There are a couple ways to do this. If you want to move your existing Conda environment (note that the cp invocation might take a long time):

mv ~/.conda ~/.conda.orig
cp -r ~/.conda.orig /global/scratch/$USER/.conda   # $USER is your Savio username
ln -s /global/scratch/$USER/.conda ~/.conda

Once everything is done and working, you can delete your old Conda environment from your home directory to free up space if there are no environments you care about keeping.

rm -rf ~/.conda.orig

You can also replace the "cp -r" line with a mkdir, and then start fresh. This means they'll lose any existing environments, but won't have to wait for the lengthy copy to finish:

mkdir -p /global/scratch/$USER/conda # create a new directory for ~/.conda in scratch

Again, you should keep in mind that the above process will remove any existing conda environments you have, so you might consider exporting these to an environment.yml file if you need to recreate them.

Also, please keep in mind that you can follow the instructions below to remove redundant/unused Conda environments as needed:

conda info --envs (this lists all your environments)
conda remove --name myenv all (where myenv is the name of the environment you want to remove)

Another option to free up space in your home directory is to delete files inside the ~/.local directory (in your home directory), which is where pip installs python packages (for example) by default.

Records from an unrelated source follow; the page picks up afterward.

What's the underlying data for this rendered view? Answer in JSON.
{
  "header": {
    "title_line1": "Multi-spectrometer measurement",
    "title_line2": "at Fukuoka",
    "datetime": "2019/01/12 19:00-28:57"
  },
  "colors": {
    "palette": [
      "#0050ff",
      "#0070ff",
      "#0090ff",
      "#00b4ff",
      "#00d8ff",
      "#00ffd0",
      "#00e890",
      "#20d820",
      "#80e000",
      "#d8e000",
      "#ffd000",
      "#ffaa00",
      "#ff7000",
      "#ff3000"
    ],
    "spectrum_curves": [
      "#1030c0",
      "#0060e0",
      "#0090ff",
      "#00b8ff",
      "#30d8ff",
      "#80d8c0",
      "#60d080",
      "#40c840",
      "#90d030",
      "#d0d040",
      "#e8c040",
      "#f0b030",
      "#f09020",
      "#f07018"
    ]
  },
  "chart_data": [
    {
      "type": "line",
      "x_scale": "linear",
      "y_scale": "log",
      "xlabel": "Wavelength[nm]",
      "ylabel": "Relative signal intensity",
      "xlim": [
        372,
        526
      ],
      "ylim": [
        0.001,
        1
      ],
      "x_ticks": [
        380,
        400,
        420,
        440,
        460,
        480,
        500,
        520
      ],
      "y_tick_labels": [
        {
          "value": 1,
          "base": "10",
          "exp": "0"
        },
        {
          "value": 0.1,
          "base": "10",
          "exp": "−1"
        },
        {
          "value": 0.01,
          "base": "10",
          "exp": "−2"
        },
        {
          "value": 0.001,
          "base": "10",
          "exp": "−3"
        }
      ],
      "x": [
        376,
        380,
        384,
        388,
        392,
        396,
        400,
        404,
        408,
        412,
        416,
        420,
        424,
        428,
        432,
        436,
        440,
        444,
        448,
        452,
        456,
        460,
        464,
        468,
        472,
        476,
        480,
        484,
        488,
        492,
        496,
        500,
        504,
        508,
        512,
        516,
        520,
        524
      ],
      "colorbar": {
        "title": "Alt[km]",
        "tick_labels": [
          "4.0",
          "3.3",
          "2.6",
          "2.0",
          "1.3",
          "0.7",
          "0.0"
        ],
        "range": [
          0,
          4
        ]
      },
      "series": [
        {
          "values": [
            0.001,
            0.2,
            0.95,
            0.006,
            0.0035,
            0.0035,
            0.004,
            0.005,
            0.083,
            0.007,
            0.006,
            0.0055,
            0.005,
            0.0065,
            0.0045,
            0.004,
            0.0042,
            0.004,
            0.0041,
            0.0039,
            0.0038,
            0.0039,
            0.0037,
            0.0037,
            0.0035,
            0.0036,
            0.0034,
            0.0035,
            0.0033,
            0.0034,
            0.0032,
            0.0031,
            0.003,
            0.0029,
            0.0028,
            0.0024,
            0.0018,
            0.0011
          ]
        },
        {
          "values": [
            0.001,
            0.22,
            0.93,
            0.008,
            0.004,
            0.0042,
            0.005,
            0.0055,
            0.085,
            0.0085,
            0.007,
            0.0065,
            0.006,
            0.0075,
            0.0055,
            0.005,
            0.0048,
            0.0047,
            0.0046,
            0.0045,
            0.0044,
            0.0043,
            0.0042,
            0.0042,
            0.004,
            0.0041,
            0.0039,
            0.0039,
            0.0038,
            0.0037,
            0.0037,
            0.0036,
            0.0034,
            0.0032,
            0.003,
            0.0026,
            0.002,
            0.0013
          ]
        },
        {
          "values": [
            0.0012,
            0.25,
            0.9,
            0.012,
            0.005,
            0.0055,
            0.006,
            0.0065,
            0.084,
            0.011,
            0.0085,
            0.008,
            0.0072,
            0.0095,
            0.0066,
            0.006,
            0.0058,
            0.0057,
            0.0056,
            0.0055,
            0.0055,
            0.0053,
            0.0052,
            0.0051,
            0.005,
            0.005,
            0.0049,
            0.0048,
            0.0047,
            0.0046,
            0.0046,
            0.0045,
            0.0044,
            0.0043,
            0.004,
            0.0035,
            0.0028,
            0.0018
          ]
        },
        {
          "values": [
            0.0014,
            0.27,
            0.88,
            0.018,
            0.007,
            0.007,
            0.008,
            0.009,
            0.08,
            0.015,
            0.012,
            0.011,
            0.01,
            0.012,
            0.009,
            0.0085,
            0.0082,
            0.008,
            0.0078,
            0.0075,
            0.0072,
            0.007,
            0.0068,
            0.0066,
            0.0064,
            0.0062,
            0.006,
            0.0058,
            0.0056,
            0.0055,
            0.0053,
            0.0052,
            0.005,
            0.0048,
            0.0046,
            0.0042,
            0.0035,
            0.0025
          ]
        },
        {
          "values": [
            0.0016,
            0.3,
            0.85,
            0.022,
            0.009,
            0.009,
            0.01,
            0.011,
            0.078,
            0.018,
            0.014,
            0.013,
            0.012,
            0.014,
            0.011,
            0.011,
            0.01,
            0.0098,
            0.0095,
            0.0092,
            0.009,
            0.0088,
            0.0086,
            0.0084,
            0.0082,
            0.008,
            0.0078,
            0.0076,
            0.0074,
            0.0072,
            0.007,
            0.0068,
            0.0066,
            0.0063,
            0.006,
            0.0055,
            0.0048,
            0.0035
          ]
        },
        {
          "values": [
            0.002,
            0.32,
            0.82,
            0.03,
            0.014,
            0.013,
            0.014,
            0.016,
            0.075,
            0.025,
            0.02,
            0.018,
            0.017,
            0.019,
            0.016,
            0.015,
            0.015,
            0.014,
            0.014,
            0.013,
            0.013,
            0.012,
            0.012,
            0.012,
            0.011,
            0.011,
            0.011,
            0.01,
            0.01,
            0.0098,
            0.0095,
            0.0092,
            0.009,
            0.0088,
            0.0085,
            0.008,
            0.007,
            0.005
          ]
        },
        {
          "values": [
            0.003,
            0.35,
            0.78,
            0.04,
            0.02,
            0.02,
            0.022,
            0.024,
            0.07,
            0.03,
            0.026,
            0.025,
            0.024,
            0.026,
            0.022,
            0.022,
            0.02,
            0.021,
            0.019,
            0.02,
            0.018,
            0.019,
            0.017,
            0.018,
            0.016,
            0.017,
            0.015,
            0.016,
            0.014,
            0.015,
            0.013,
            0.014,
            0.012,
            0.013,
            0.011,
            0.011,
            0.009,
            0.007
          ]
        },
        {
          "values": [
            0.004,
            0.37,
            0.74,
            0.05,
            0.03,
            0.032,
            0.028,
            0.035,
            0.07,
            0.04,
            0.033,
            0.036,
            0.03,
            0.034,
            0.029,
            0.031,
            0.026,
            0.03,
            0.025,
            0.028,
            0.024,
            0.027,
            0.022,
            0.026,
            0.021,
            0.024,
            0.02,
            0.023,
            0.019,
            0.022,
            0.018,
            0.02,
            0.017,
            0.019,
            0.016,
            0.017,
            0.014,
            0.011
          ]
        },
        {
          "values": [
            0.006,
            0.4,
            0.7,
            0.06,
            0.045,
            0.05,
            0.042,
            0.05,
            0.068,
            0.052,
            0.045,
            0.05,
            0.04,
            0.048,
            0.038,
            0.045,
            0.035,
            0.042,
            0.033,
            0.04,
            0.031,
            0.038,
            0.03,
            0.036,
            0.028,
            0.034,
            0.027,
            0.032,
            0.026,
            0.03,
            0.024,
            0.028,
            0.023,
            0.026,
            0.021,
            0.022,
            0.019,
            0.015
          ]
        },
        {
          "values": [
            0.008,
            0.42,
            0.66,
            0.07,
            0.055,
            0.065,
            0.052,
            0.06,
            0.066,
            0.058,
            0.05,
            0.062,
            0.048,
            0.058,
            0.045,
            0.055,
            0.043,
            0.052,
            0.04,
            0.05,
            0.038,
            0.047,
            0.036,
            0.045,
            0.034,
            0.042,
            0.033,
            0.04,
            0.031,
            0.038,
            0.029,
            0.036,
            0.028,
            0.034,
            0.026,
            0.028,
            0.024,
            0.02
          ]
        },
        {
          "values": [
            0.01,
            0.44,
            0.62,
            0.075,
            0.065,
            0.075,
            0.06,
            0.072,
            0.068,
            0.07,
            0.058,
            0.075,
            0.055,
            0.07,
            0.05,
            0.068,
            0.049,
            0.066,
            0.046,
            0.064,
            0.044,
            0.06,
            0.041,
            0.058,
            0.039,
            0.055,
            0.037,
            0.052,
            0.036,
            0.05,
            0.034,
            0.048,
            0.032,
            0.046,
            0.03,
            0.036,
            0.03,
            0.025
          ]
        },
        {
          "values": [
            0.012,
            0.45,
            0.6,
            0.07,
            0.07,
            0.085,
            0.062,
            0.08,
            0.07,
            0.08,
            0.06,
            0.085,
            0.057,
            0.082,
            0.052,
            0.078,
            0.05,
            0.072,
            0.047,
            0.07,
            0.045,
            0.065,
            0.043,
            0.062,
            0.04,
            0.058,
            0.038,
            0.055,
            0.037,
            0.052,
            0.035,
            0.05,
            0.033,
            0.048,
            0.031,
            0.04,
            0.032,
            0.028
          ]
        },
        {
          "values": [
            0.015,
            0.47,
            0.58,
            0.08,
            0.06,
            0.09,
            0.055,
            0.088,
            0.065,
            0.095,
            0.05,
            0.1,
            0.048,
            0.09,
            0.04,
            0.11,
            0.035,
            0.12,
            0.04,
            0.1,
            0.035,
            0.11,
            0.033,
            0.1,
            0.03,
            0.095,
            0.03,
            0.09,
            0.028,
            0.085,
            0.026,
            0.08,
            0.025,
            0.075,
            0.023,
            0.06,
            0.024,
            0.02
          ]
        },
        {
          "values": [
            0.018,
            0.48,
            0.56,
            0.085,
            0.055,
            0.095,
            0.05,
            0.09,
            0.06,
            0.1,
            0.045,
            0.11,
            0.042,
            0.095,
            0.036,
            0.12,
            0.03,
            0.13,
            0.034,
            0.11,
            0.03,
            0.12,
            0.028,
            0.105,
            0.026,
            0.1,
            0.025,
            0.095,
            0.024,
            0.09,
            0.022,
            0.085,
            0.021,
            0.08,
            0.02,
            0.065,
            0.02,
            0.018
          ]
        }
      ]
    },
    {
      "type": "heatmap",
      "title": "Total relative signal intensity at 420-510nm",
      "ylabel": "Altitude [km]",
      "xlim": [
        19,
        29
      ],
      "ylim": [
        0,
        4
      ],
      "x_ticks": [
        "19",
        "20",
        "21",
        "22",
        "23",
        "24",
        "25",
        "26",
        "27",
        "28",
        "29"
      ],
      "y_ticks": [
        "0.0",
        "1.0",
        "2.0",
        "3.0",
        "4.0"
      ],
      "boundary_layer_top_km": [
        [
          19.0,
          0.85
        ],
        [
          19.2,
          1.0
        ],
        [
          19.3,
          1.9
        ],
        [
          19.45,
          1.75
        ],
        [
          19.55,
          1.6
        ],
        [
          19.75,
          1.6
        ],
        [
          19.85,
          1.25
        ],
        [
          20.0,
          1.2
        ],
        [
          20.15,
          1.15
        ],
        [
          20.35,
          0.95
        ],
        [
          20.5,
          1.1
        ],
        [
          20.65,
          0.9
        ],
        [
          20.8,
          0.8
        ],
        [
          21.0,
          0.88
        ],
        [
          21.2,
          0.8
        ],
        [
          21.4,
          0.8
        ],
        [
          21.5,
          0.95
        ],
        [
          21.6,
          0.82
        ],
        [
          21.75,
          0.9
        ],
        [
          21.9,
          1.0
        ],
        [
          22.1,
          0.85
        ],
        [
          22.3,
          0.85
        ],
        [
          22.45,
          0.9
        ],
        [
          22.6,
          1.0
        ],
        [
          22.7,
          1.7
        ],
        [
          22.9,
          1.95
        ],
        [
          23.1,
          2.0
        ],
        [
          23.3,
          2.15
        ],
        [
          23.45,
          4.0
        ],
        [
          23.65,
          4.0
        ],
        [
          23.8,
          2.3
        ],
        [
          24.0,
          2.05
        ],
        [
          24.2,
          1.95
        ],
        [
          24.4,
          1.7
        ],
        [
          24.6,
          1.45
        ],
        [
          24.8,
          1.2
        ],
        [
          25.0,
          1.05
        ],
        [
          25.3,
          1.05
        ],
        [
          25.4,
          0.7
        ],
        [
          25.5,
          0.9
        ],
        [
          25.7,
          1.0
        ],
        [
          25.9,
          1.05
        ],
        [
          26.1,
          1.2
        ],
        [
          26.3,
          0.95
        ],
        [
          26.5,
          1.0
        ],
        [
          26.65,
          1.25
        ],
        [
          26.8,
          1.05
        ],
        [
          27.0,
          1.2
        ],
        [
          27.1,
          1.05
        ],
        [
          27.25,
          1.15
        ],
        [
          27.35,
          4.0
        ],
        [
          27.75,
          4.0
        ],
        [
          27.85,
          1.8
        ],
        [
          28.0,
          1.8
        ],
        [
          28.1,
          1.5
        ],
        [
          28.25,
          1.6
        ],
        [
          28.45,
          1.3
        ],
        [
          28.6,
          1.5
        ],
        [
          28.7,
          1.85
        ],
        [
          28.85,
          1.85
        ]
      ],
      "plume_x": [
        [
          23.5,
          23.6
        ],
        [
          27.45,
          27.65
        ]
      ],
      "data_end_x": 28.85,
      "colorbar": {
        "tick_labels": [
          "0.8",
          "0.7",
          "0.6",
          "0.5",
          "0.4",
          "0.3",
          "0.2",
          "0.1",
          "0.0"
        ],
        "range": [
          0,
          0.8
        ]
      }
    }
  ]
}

It's also possible to install into someplace other than .local, such as scratch. If there are python packages in ~/.local that are taking up a lot of space, it's cleaner to remove them with pip rather than just deleting files there. Otherwise, you might have issues with Python thinking a package is installed but it has actually been deleted. You can use pip uninstall <PACKAGE_NAME> for this.

You can also check if there are files in ~/.conda/pkgs that are taking up a lot of space. If you run

du -h -d 1 ~

you'll see how much space is used by each top-level subdirectory in your home directory (which is what the ~ indicates).

Miscellaneous issues

Q. How can I acknowledge the Savio cluster in my presentations or publications?

A. You can use the following sentence in order to acknowledge computational and storage services associated with the Savio cluster:

"This research used the Savio computational cluster resource provided by the Berkeley Research Computing program at the University of California, Berkeley (supported by the UC Berkeley Chancellor, Vice Chancellor for Research, and Chief Information Officer)."

Acknowledgements of this type are an important factor in helping to justify ongoing funding for, and expansion of, the cluster. As well, we encourage you to tell us how BRC impacts your research (Google Form), at any time!